Tahun 2004-2005 SMA Kolese De Britto mulai menerapkan kurikulum 2004 yang dikenal dengan Kurikulum Berbasis Kompetensi (KBK) dan setahun kemudian berubah menjadi Kurikulum Tingkat Satuan Pendidikan (KTSP). Mulai tahun itu SMA Kolese De Britto menambah satu kelas X dari enam kelas menjadi tujuh kelas dan pada tahun 2005-2006 dibuka kembali jurusan bahasa (setelah sepuluh tahun tidak membuka jurusan Bahasa), melengkapi dua jurusan yang sudah ada, yaitu IPA dan IPS.




Pada awal tahun ajaran 2007-2008, Direktorat Jenderal Manajemen Pendidikan Dasar dan Menengah c.q. Direktorat Pembinaan SMA melalui Dinas Pendidikan Kabupaten Sleman, menetapkan SMA Kolese De Britto sebagai Rintisan SMA Bertaraf Internasional. Sekolah Bertaraf Internasional adalah satuan pendidikan yang diselenggarakan dengan menggunakan Standar Nasional Pendidikan (SNP), yang meliputi standar kompetensi lulusan, isi, proses, pendidik dan tenaga kependidikan,

sarana dan prasarana, dana, pengelolaan, dan penilaian; serta diperkaya dengan standar salah satu negara anggota Organization for Economic Co-operation and Development (OECD) dan atau negara maju lainnya.

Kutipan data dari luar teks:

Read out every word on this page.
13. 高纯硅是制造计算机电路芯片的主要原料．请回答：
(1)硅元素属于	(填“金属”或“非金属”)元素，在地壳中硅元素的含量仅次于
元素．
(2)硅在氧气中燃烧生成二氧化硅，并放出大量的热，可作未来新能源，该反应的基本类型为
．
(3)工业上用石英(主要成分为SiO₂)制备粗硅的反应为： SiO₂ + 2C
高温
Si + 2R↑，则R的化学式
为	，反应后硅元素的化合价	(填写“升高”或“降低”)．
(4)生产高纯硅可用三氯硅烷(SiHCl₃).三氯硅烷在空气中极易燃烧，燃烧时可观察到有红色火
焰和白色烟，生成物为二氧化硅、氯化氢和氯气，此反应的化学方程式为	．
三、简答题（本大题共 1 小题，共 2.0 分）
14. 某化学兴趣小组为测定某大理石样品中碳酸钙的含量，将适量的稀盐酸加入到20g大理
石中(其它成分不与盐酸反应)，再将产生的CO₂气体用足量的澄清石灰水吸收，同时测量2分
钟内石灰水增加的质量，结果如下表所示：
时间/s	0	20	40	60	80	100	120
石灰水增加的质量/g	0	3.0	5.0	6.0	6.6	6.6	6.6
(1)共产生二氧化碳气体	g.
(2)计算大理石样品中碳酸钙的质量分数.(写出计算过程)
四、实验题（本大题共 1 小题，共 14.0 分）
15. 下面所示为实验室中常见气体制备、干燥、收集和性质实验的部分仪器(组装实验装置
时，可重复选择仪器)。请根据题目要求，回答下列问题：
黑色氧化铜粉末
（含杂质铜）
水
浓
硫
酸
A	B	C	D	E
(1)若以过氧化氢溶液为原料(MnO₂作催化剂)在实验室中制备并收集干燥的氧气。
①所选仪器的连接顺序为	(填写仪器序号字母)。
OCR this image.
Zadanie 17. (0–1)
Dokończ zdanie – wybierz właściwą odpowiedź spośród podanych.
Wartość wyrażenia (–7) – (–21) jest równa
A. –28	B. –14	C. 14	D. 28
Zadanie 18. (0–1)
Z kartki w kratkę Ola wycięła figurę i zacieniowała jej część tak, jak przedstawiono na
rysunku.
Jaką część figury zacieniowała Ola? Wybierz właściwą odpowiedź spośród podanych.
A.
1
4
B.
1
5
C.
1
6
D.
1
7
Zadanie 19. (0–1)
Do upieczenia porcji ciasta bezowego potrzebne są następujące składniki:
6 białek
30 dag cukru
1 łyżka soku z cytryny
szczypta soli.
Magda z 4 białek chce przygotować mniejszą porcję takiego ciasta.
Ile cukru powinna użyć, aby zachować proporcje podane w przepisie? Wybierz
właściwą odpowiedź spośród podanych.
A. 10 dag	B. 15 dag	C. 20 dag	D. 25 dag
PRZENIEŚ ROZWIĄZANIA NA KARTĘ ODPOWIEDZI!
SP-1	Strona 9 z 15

Sesuai dengan keputusan Mahkamah Konstitusi yang membatalkan program RSBI, pada tahun 2013 SMA Kolese De Britto juga tidak lagi menjadi sekolah RSBI. Bersama dengan perayaan 64 tahun (Tumbuk Ageng) SMA Kolese De Britto mengadakan bedah lembaga dengan bantuan Bussiness Model Canvas (BMC) dan membuahkan inspirasi untuk menyusun RIP (Rencana Induk Pengembangan) sekaligus merancang program pengembangan setelah Master Plan sekolah berakhir. Sebagai bentuk nyata, pada tahun ajaran 2013-2014, pengurus yayasan bersama dengan staf direksi menyusun rencana strategis (renstra) lima tahun ke depan dan pada tahun ajaran ini difokuskan pada peningkatan kesehatan organisasi yang mencakup revitalisasi budaya kolese, penataan manajemen sekolah, penataan kurikulum sekolah, penataan keuangan dan pengelolaan sarana prasarana.